Let $A$ and $B$ be $C^*$-algebras, I had a question about Morita equivalence for $C^*$-algebras and $W^*$-algebras, I've come across 3 concepts:
- Morita equivalence for $C^*$-algebras: Equivalence of categories of Hermitian modules of $A$ and $B$.
- Strong Morita equivalence for $C^*$-algebras: This is given by the existence of an "$A$-$B$-imprimitivity bimodule" ($A$-$B$-bimodule satisfying certaing conditions).
- Morita equivalence for $W^*$-algebras (as defined by Rieffel in "Morita equivalence for $C^*$-algebras and $W^*$-algebras", this in the case $A$ and $B$ are $W^*$-algebras): This is given by the existence of an "$A$-$B$-equivalence bimodule".

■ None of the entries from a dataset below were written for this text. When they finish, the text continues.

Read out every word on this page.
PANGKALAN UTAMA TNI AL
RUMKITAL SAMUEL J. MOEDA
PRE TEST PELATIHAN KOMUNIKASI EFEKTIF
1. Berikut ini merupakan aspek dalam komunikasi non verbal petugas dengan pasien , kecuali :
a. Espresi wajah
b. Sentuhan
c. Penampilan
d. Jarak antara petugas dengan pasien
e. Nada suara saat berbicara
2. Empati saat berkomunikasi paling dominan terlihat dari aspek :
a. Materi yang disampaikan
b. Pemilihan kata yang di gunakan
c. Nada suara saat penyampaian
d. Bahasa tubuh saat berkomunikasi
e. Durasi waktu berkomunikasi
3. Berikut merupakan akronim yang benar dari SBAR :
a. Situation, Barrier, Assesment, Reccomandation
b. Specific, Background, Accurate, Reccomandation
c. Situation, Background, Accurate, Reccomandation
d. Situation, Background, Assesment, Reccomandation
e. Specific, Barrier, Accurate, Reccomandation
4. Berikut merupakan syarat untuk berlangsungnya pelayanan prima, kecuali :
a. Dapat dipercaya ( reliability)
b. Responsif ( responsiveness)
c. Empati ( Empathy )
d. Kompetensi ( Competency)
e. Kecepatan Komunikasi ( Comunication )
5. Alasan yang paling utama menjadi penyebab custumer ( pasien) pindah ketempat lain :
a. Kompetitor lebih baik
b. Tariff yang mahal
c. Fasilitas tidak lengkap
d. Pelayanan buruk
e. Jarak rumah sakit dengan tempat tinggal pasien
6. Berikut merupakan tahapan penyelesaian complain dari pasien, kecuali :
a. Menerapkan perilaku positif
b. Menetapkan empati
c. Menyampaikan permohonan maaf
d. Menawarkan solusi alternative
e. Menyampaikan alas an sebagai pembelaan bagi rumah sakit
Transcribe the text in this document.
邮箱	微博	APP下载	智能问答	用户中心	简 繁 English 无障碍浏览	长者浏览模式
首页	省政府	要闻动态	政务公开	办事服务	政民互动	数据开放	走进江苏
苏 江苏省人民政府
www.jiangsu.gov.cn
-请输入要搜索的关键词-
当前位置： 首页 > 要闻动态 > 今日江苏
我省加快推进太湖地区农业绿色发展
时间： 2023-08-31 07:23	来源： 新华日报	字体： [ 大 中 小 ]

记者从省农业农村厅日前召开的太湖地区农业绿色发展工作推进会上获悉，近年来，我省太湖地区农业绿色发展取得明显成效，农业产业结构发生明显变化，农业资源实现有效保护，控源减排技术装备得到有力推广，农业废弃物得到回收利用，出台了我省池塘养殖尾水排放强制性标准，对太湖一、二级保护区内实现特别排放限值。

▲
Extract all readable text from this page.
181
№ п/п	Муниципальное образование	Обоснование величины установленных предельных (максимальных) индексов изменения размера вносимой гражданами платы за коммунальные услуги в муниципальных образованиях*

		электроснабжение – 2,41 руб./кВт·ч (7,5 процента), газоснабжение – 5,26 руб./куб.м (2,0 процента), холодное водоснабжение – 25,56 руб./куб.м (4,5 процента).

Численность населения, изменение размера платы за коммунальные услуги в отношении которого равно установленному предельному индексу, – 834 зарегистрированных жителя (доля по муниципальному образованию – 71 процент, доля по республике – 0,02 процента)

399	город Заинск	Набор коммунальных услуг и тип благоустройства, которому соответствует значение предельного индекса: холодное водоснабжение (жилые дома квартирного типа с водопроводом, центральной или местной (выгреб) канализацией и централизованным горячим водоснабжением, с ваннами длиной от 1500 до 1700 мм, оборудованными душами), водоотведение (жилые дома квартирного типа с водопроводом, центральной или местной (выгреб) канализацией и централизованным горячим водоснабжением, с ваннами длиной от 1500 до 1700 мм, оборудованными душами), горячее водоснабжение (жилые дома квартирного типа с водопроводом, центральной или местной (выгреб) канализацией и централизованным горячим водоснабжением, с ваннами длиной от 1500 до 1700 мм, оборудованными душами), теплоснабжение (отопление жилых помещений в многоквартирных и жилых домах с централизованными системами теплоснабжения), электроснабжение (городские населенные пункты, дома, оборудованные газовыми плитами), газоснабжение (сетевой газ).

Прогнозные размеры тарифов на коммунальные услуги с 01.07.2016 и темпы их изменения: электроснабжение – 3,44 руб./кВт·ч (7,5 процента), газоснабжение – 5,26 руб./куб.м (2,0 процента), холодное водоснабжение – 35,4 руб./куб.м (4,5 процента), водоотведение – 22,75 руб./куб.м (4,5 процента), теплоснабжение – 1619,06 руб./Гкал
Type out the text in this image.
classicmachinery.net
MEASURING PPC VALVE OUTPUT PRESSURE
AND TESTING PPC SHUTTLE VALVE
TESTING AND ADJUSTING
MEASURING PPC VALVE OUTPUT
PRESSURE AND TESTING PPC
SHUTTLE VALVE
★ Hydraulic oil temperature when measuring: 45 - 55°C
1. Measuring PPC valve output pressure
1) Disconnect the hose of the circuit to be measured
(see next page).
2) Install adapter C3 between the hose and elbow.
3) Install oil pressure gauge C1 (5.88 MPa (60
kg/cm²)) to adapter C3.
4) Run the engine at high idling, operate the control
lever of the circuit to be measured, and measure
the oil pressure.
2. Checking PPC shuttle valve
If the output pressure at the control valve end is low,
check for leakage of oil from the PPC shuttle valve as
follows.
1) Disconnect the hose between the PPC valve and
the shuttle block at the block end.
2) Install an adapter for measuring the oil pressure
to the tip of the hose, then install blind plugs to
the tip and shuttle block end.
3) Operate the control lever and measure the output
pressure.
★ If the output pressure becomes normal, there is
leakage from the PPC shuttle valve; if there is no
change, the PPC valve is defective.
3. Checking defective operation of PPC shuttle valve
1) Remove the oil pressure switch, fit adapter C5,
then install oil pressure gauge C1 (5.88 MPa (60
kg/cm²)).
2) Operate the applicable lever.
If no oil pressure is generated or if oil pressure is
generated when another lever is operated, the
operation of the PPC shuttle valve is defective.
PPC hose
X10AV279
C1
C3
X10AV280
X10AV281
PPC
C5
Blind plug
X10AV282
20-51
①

$W^*$-algebras are $C^*$-algebras so what's the difference there? I read somewhere that two $C^*$-algebras $A$ and $B$ are strong Morita equivalent if they are Morita equivalent in the traditional algebraic sense (as rings), but I can't find the proof, so I was wondering:
Are two $W^*$-algebras $A$ and $B$ that are Morita equivalent (due to the existence of an equivalence bimodule), also algebraically Morita equivalent (as rings)?
Anyone have references for this? Are equivalence bimodules and imprimitivity bimodules the same thing? I've seen different definitions of them, some very similar.